His book's uniqueness, he maintains, lies in the fact it is written, not by a journalist relying on the reports and opinions of others, but by one who watched Jobs in action. To drive home the point, his designation is prominently printed under his name on the book's cover
The book says
Jobs believed the best hiring results came when one was picky, choosing employees as carefully as one would a girlfriend or boyfriend, a husband or a wife.
It reveals a lot, for instance, about Jobs's passion for selecting the right people. Best hiring results, according to Jobs, come when one is picky, choosing employees as carefully as one does a girlfriend or a boyfriend, a husband or a wife. You need to light each others' fires. Jobs, Elliot tells us, participated in hiring more than 5,000 people.
And how did Jobs interview candidates? He was never interested in resumes. He never trusted professional recruiters. Instead he looked at the kind of talent the person being interviewed could bring to the company. His interviews were more of conversations. The value he attached to people is best summed by a quote Elliot reproduces: "When you're in a start-up stage, the first 10 people (you hire) will determine whether the company succeeds or not."
To foster innovation, Jobs preferred a pirate-like organisation to a bureaucratic one. This, says Elliot, was critical to Macintosh's initial success in the 1980s. We also learn how good Jobs was at saying no. Even when it had become a $30-billion organisation Apple had just 30 products. Jobs agreed to develop those 30 after saying no to hundreds of others.

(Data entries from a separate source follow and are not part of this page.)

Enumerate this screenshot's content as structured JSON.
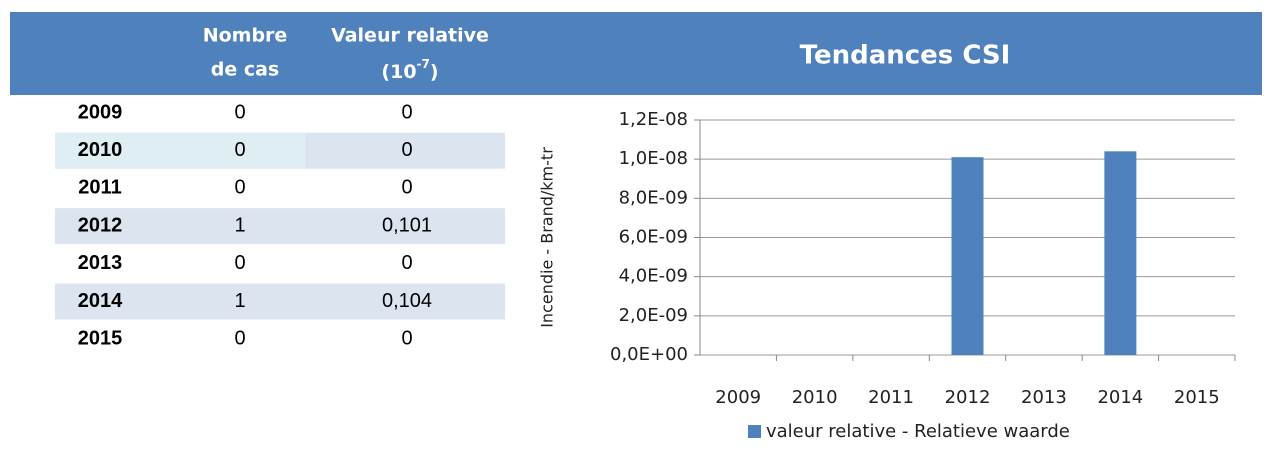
{
  "table": {
    "header": [
      [
        "Nombre",
        "de cas"
      ],
      [
        "Valeur relative",
        "(10",
        "-7",
        ")"
      ]
    ],
    "rows": [
      [
        "2009",
        "0",
        "0"
      ],
      [
        "2010",
        "0",
        "0"
      ],
      [
        "2011",
        "0",
        "0"
      ],
      [
        "2012",
        "1",
        "0,101"
      ],
      [
        "2013",
        "0",
        "0"
      ],
      [
        "2014",
        "1",
        "0,104"
      ],
      [
        "2015",
        "0",
        "0"
      ]
    ]
  },
  "chart_data": {
    "type": "bar",
    "title": "Tendances CSI",
    "y_label": "Incendie - Brand/km-tr",
    "categories": [
      "2009",
      "2010",
      "2011",
      "2012",
      "2013",
      "2014",
      "2015"
    ],
    "series": [
      {
        "name": "valeur relative - Relatieve waarde",
        "color": "#4f81bd",
        "values": [
          0,
          0,
          0,
          1.01e-08,
          0,
          1.04e-08,
          0
        ]
      }
    ],
    "ylim": [
      0,
      1.2e-08
    ],
    "yticks": [
      {
        "value": 0,
        "label": "0,0E+00"
      },
      {
        "value": 2e-09,
        "label": "2,0E-09"
      },
      {
        "value": 4e-09,
        "label": "4,0E-09"
      },
      {
        "value": 6e-09,
        "label": "6,0E-09"
      },
      {
        "value": 8e-09,
        "label": "8,0E-09"
      },
      {
        "value": 1e-08,
        "label": "1,0E-08"
      },
      {
        "value": 1.2e-08,
        "label": "1,2E-08"
      }
    ],
    "grid": true,
    "legend": "bottom"
  }
}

We also get insider knowledge on Jobs's use of language. In his vocabulary, "bozo" was a person who was not doing things as fast as he wanted. "That's s---" meant he was not happy with the user interface of a product the engineer had shown him. The comment every employee of Apple loved to hear was "insanely great". It was his highest praise.
The book does not follow chronology. So reading from cover to cover may not be a good idea. There are repetitions galore. It is better to read the chapters in a random manner.